# 100 Favorites: # 1



## JACE (Jul 18, 2014)

*J.S. Bach: The Goldberg Variations
Murray Perahia (Sony)*










Perahia's Goldbergs seem to flow as clearly and effortlessly as water. To my ears, Gould '55 sounds mechanical in comparison. Schiff (Decca) is at the other end of the spectrum. Beside Perahia's crystalline clarity, Schiff seems amorphous. If I want to hear the Goldbergs on harpsichord, I can turn to Igor Kipnis or Rosalyn Tureck. But I love the sound of a piano more than any other instrument. So, for me, Perahia strikes the perfect balance, standing head-and-shoulders above the rest.


----------



## brotagonist (Jul 11, 2013)

I am not a pianist, otherwise I might understand why the Goldbergs always come up as a measure of greatness. They were the very first Bach works I ever came to know and love.
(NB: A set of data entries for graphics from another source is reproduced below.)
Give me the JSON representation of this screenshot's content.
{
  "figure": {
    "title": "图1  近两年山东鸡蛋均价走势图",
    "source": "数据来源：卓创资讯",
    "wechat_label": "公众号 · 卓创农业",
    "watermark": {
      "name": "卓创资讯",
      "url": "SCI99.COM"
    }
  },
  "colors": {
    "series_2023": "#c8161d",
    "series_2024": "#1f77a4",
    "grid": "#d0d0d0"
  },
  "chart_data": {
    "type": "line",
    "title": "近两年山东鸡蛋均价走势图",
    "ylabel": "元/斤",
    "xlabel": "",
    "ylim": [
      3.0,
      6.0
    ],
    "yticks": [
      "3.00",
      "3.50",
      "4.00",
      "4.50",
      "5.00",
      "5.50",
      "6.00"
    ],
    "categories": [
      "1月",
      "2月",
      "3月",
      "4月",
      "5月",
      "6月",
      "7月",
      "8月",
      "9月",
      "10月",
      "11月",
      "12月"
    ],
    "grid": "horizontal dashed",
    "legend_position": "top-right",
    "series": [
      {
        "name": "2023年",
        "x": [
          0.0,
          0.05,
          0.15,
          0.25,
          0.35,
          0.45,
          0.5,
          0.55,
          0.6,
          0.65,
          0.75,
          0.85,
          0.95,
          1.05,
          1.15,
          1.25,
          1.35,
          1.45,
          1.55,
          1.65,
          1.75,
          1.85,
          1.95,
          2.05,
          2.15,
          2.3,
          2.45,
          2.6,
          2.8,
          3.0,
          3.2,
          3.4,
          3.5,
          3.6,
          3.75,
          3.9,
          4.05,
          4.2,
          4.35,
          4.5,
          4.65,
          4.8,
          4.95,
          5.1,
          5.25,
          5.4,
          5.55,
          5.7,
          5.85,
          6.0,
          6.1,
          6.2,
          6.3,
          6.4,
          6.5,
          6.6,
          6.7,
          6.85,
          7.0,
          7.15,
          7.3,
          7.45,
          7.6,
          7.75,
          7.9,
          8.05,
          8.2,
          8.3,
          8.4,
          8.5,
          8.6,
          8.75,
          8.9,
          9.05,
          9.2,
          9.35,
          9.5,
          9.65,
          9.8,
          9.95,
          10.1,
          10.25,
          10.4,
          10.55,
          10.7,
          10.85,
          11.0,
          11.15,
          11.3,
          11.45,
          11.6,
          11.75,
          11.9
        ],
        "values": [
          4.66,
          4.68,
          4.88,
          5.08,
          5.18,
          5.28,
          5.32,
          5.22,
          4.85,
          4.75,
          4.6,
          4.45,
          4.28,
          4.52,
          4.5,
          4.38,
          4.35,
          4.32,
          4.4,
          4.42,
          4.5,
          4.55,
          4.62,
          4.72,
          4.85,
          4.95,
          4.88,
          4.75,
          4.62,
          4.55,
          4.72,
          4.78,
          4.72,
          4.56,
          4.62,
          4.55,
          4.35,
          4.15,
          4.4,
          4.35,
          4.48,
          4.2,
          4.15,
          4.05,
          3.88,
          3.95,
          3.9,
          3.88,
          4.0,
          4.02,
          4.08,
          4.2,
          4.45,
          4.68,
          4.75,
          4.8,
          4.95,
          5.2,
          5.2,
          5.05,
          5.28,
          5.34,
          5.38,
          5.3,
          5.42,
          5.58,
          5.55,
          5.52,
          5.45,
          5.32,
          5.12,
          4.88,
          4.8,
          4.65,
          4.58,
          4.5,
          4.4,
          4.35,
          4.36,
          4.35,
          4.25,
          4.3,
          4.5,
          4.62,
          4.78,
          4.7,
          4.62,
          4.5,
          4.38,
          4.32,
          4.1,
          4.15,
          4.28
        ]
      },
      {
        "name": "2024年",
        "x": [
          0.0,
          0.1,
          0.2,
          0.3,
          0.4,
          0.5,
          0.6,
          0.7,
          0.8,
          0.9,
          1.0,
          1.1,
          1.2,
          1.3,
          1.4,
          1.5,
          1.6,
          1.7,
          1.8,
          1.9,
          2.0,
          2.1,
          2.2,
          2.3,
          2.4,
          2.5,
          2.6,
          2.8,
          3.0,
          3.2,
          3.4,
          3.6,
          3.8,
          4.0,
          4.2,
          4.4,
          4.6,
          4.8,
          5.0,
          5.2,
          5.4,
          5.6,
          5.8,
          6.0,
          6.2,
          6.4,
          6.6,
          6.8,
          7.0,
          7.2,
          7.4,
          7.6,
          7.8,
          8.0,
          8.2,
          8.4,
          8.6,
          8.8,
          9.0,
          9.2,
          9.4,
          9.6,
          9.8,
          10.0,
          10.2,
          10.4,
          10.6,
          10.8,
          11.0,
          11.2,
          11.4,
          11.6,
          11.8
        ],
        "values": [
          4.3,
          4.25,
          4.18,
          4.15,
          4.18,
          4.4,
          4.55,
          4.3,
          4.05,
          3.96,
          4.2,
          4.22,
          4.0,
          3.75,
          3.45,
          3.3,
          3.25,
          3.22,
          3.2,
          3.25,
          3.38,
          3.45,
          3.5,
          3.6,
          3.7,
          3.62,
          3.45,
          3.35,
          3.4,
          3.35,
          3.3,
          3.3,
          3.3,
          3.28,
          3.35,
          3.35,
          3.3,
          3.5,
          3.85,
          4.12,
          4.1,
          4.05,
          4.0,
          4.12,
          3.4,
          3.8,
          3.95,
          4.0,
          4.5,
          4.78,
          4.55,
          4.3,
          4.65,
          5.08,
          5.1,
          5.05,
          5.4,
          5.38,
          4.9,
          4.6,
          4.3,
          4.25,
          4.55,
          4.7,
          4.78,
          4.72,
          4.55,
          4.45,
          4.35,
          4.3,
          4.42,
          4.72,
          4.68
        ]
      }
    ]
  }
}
I'm looking forward to seeing your full list


----------



## DiesIraeCX (Jul 21, 2014)

Great to read, JACE! Thanks for the post, they have this at my local Half-Price books for dirt cheap, I'll pick it up next time if it's still there. I'm not sure why I passed up on it in the first place!


----------



## JACE (Jul 18, 2014)

Thanks for the comments, gents!

DI, if you're able to get the Perahia CD, I hope you enjoy it as much as I have.


----------